Он убил всех этих людей, и ждал меня, понимал, что хозяин машины вернётся, а свидетели ему были не нужны. И очень удивился, увидев сопливую студентку. Так я познакомилась с киллером Ли Хо, первой моей любовью.
- Так ты извращенка, Джо? – вывел Макаров. – Бандитские разборки, трупы, кровь – тебя всё это заводит?
- Не извращенка я! – обиделась Рассел. – И роль заложницы мне совсем не понравилась! Он вооружён, хладнокровный убийца, а я маленькая девочка, ботаничка. Куда мне было деваться? Пришлось согласиться ехать с ним. Сначала по безлюдью ехали, потом пересекли границу, поехали в Мексику. Ночевали в придорожных мотелях, где потише. В первую ночёвку он связал мне руки и ноги, я полночи так промучилась связанная, потом дала честное слово, что никуда не убегу, и он развязал меня. А куда мне было бежать? В полицию? Не успела бы я предупредить полицию, он бы из меня решето сделал.

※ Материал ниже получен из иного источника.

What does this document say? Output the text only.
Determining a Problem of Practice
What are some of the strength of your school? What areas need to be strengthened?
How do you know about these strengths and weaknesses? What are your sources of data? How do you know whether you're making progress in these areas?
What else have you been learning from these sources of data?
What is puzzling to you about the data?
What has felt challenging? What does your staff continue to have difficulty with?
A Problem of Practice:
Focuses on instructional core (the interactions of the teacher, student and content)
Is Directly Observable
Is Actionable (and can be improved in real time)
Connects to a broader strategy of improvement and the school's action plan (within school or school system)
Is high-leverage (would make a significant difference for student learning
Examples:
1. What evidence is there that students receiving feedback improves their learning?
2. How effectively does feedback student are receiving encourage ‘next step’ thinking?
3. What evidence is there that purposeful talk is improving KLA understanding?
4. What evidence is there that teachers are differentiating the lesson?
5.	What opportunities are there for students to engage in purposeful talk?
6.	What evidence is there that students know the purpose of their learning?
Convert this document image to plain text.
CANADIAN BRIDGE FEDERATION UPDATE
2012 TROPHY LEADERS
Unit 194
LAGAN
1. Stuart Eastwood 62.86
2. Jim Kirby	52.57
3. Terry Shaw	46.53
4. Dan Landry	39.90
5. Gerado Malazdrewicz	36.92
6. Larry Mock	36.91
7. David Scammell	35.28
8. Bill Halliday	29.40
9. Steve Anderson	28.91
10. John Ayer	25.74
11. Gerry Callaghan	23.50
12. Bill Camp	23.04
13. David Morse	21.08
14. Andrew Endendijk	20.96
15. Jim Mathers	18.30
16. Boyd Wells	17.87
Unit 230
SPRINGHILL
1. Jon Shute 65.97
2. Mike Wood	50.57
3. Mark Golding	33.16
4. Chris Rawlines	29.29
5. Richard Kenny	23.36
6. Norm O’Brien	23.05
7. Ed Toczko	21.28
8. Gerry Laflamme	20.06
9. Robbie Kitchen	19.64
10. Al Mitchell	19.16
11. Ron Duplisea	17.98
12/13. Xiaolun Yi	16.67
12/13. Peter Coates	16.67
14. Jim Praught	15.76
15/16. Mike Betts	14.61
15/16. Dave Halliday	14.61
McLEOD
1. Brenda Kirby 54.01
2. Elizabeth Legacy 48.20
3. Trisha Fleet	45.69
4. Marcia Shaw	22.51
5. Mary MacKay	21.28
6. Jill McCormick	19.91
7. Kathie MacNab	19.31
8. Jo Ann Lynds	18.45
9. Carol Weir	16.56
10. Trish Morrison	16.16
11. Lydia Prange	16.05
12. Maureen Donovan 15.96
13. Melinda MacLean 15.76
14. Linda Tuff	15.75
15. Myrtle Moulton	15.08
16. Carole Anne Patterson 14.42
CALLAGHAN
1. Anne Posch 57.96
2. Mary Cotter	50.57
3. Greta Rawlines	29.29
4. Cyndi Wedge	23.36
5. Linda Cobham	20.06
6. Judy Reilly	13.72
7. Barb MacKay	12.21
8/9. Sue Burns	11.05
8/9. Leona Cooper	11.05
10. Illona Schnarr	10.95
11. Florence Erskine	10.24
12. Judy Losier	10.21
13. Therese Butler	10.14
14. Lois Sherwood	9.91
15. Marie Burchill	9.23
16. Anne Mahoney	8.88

Так-то он меня не обижал, в пути физических неудобств я не испытывала. Я сама развела его на разговор. У меня к нему возник самый настоящий стокгольмский синдром. И когда по исходу трёх дней, уже в Мексике, он сказал мне, что я свободна и могу ехать, куда хочу, я неожиданно сказала: «Возьми меня с собой». Он рассмеялся и спросил, какую же пользу ему может принести такой, как я, балласт? Тогда я заявила, что встреча с ним изменила мою жизнь, и так, как жила раньше, я теперь не смогу. Он потащил меня с собой, использовал, как заложницу, поломал все мои планы, а теперь бросает? Надо было тогда сразу пристрелить меня на дороге. Думаю, детская горячность и внешнее обаяние сыграли в мою пользу. Он посмеялся, посмеялся, да и забрал меня с собой. Спросил: «Будешь моей любовницей?» Я ответила: «Буду». Мне хотелось быть рядом с этим странным человеком, тянуло к нему, хотелось жить его необыкновенной жизнью, проникнуть в её тайны. Почему-то совершенно не смущало, что он преступник.